Montezemolo "licenzia" Prodi

"Basta privilegi, servono azioni più audaci e trasversali". Al governo: "Basta tasse, tenetevi gli incentivi. Chi ha senso dello Stato fa scelte decisive"

Montezemolo "licenzia" Prodi

Roma - Vicenza è lontana. Le primarie ancora di più. Luca Cordero di Montezemolo ha smesso da tempo di nascondere nei salotti la propria delusione nei confronti di Prodi e la sua maggioranza. E ora lo dice pubblicamente nella sua ultima assemblea da presidente della Confindustria. Fausto Bertinotti aveva definito «impresentabile» l’attuale capitalismo italiano. Il leader degli industriali rileva che «impresentabile è chi non risolve i problemi». Prodi si incupisce sempre di più a ogni pagina della relazione. E le pagine sono 37. «Montezemolo scende in politica? - commenta il presidente del Consiglio - Semmai sale». «Per il momento - replica Montezemolo - salgo in macchina».

Il suo intervento, però, battute a parte, è un vero e proprio manifesto politico. Spinge l’attuale classe politica a introdurre cambiamenti, ad assumere «scelte coraggiose i cui risultati si vedranno fra otto o dieci anni. Questo significa avere il senso dello Stato». Scelte che sa benissimo che l’attuale maggioranza non può digerire: premierato, legge elettorale «competitiva», pensioni, tasse. Senza queste scelte, senza questi cambiamenti, il Paese arretra: «Con una classe politica che tende sempre più a galleggiare in attesa della consultazione elettorale successiva. E ogni riforma elettorale finisce per premiare proprio quelli che non l’hanno votata».

In un’azienda - dicono in Confindustria - se la governance non funziona, se è un peso per l’impresa, per primo si cambia l’amministratore delegato; poi si ristruttura l’azienda. E Montezemolo vuole cambiare l’amministratore delegato del governo, cioè Prodi; e poi avviare «la riforma delle istituzioni, della macchina amministrativa e della politica». Tutti costi per l’azienda-Italia. «La politica è la prima azienda italiana con quasi 180mila eletti. Con un costo che supera nel complesso quelle di Francia, Gran Bretagna, Germania e Spagna messi insieme. Il sistema dei partiti costa al contribuente 200 milioni. Per un costo complessivo vicino ai 4 miliardi di euro».

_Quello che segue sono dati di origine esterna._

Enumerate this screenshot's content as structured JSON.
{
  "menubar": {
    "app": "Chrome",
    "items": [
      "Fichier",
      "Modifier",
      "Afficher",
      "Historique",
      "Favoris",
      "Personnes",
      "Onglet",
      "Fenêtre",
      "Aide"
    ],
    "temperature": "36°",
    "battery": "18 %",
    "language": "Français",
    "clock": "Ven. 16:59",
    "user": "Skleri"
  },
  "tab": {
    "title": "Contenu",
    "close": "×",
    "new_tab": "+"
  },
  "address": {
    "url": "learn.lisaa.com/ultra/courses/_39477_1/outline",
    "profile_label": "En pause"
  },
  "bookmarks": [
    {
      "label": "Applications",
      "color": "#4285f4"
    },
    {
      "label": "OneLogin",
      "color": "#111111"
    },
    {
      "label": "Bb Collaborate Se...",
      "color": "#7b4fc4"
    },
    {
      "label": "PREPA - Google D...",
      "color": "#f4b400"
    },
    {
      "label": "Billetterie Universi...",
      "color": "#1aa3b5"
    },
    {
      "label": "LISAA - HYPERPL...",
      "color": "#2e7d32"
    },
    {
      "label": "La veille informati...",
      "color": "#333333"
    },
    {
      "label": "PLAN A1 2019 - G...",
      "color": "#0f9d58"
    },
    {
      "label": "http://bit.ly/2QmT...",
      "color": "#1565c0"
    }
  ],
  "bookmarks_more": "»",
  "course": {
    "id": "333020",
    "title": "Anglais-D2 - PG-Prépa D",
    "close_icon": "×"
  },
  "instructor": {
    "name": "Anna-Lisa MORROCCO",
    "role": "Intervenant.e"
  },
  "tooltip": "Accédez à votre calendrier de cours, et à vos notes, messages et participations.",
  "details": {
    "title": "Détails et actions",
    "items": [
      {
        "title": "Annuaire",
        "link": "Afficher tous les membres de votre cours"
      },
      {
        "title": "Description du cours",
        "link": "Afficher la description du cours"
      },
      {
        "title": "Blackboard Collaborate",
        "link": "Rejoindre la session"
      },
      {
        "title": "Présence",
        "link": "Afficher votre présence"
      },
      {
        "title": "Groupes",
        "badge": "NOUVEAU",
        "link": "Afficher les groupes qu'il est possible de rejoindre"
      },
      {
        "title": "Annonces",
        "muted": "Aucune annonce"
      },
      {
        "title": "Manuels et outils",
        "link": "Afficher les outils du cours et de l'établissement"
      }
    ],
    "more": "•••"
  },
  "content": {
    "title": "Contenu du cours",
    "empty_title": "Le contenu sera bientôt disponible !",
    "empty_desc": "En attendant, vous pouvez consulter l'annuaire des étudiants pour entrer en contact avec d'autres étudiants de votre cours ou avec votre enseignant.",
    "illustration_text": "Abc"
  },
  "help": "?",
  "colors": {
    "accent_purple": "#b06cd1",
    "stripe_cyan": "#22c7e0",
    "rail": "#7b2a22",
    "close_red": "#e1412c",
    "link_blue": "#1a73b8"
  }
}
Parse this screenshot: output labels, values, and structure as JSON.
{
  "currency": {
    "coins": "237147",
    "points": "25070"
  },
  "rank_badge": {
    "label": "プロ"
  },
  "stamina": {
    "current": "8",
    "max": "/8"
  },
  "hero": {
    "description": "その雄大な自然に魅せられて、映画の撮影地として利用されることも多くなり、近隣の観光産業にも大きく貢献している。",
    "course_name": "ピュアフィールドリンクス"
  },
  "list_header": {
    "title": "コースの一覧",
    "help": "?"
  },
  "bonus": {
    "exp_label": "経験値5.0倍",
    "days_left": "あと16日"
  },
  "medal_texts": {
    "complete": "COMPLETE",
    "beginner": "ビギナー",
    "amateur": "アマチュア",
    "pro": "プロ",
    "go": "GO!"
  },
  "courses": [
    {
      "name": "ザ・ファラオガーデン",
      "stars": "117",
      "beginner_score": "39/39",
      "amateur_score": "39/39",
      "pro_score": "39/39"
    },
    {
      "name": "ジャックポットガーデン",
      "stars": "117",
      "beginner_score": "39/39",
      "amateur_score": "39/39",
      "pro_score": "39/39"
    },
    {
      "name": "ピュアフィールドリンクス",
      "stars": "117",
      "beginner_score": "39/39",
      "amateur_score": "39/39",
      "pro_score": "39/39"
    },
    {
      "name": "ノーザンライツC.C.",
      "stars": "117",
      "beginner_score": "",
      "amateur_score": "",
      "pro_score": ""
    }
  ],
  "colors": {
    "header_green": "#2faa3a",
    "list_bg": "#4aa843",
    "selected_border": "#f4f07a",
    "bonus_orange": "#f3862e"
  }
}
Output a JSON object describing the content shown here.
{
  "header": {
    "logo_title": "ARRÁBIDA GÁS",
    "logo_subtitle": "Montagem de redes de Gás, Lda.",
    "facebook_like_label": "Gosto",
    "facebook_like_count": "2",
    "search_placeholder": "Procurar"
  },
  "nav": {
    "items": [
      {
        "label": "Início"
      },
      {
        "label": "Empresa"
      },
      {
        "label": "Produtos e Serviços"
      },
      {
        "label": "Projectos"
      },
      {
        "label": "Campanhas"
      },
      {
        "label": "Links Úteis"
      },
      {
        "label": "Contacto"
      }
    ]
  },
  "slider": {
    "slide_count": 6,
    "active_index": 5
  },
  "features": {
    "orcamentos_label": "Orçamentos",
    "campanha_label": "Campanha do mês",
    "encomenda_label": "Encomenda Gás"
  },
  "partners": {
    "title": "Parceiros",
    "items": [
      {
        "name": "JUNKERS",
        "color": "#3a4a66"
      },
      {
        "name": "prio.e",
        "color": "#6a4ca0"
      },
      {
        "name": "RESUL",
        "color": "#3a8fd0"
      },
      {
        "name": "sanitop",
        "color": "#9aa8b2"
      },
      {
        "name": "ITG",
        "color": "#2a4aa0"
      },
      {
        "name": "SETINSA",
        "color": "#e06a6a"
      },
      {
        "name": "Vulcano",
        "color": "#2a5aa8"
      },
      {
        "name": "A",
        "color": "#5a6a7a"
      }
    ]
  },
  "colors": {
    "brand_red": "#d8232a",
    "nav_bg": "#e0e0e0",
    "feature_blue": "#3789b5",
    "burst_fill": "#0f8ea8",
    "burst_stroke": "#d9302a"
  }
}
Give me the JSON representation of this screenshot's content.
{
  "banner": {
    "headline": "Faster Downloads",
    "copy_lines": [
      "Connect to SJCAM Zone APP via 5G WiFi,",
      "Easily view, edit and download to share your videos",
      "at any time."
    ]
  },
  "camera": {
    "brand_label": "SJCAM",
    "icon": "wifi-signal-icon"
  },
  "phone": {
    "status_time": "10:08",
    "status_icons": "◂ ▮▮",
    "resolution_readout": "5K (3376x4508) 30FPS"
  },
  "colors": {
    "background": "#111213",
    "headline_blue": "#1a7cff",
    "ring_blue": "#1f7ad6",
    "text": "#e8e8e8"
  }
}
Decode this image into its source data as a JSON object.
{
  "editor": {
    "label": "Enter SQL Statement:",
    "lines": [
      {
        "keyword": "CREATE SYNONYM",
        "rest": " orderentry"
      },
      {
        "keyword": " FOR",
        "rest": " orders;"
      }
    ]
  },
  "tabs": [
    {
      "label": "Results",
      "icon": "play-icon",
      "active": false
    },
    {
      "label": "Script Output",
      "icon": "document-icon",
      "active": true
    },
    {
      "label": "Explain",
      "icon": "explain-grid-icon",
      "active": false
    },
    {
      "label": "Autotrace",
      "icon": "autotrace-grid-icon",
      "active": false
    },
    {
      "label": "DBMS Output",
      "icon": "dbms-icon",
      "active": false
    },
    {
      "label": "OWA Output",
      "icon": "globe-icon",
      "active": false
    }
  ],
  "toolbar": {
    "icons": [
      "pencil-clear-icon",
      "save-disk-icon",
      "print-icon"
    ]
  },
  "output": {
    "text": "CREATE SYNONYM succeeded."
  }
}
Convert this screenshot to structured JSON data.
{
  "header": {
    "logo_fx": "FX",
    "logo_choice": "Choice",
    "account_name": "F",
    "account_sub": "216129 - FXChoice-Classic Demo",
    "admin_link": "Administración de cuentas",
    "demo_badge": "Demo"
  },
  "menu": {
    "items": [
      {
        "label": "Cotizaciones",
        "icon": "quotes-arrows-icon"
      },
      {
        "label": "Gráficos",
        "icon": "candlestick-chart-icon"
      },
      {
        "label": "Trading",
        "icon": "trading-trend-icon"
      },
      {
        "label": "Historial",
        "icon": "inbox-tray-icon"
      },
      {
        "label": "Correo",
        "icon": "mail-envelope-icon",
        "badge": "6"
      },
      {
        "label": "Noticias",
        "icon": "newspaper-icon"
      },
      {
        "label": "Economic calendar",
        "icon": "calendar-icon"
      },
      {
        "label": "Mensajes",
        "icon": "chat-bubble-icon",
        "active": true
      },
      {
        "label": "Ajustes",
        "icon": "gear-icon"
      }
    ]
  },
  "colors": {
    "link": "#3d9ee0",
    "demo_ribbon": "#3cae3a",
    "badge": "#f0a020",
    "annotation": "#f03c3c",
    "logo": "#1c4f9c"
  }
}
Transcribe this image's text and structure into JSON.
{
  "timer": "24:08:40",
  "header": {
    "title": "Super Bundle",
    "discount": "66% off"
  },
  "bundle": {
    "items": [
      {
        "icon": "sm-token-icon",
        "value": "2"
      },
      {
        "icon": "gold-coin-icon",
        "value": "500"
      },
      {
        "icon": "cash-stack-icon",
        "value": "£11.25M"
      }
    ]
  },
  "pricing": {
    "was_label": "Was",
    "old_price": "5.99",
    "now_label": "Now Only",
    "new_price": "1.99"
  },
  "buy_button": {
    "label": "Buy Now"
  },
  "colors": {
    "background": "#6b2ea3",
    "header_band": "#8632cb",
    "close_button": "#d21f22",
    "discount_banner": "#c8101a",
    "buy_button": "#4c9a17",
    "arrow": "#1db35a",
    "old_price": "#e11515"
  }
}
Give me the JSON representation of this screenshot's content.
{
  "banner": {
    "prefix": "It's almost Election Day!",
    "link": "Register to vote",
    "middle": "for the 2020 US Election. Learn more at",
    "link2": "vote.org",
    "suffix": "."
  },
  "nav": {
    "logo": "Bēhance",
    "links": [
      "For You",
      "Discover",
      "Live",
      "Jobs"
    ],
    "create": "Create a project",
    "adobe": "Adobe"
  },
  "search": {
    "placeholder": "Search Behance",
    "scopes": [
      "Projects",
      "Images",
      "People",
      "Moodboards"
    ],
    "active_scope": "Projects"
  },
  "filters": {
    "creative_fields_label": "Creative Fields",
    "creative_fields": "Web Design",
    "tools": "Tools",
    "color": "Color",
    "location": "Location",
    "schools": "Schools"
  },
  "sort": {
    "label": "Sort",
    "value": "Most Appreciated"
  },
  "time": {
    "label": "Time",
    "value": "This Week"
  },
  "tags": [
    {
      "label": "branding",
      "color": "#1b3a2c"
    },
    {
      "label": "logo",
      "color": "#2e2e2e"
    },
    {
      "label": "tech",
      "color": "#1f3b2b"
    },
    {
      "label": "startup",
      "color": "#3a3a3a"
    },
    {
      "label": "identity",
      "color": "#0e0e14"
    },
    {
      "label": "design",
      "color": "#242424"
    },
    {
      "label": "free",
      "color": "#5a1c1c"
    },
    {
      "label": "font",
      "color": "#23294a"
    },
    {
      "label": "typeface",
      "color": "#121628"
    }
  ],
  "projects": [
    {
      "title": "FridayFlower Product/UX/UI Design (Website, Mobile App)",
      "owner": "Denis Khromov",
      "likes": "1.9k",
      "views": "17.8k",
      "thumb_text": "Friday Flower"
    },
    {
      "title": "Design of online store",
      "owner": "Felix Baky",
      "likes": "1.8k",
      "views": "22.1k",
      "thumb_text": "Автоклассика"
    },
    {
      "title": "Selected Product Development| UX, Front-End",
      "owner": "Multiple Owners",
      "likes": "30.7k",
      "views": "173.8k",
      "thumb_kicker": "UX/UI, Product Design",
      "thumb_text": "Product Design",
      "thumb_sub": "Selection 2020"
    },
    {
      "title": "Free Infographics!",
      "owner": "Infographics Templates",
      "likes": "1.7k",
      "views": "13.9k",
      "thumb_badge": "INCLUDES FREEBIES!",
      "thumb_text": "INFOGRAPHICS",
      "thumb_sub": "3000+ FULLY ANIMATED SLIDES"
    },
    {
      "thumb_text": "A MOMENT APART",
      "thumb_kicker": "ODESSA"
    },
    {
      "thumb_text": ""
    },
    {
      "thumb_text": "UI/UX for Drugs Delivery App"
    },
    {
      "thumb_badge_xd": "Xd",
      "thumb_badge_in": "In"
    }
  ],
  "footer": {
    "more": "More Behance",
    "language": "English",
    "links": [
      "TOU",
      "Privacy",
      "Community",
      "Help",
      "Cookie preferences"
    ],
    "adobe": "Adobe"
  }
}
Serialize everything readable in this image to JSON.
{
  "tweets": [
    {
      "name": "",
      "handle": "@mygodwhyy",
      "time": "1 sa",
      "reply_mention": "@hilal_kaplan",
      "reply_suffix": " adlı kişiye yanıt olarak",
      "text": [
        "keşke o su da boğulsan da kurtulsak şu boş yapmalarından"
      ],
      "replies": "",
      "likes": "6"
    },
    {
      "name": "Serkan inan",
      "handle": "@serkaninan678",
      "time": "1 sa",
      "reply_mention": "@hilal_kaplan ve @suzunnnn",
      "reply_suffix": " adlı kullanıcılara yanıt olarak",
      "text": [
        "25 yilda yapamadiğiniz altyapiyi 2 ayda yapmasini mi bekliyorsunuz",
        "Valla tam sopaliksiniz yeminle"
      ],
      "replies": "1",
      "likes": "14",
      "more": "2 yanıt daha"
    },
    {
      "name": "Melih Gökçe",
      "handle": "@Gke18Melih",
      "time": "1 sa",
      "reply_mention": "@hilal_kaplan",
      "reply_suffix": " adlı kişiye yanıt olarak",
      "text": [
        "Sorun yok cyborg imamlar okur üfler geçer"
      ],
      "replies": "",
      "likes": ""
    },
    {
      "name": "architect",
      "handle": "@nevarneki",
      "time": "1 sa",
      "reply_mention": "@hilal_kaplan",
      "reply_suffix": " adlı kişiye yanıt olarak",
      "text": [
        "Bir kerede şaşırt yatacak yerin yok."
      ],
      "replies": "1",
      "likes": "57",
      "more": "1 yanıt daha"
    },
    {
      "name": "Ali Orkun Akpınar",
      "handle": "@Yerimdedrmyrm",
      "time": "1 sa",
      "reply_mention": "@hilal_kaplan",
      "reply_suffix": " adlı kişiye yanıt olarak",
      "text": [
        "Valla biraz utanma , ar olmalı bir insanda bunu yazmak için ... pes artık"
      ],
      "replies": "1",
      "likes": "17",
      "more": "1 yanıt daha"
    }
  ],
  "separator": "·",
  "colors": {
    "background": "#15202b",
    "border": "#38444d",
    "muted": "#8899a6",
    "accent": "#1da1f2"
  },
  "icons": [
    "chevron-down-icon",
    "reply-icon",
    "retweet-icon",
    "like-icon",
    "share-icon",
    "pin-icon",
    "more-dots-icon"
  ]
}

Montezemolo immagina che dal Palazzo partiranno accuse di antipolitica. «Non è così», precisa. «Ma un conto è rispettare la politica e i suoi costi, un altro è far finta di niente rispetto alla duplicazione di strutture, incarichi, prebende in carico alla collettività, a tutta una serie di privilegi che molti politici si autoassegnano». E propone un «business plan per l’abolizione delle Province».
Il «sogno» di Montezemolo è un Paese attraversato dalle riforme istituzionali, sociali, economiche, da realizzare entro il 2015. Come la Gran Bretagna di Blair, con la Francia di Sarkozy. Ma soprattutto come la Germania di Angela Merkel. La «Grande coalizione» sta ottenendo risultati importanti perché ha messo l’impresa al centro della strategia economica. E in Italia? Secondo Montezemolo, la divisione degli schieramento non corre più lungo il crinale di destra e sinistra. «Sono convinto che il confine passi ora lungo crinali molto diversi dal passato, seguendo linee spesso trasversali rispetto agli schieramenti politici». E polemicamente si chiede: è di destra o di sinistra battersi per liberalizzazioni, infrastrutture, sicurezza, scuola?
«La politica è forte quando sono forti le sue idee. La politica si indebolisce quando si rafforza il lato puramente amministrativo della gestione della cosa pubblica». Come sta avvenendo con il governo Prodi che ha moltiplicato il numero di ministri e sottosegretari.

Il manifesto di Montezemolo si chiude con un appello e una implicita candidatura. «È forte nell’opinione pubblica l’esigenza di un cambiamento che faccia sentire protagonista l’Italia reale.

Una società ricca di talenti. Le stanze della politica non possono continuare a essere così distanti». Per cambiare l’Italia, però, «serve capacità di leadership». Una mission impossible per Prodi. E Montezemolo fa un passo avanti.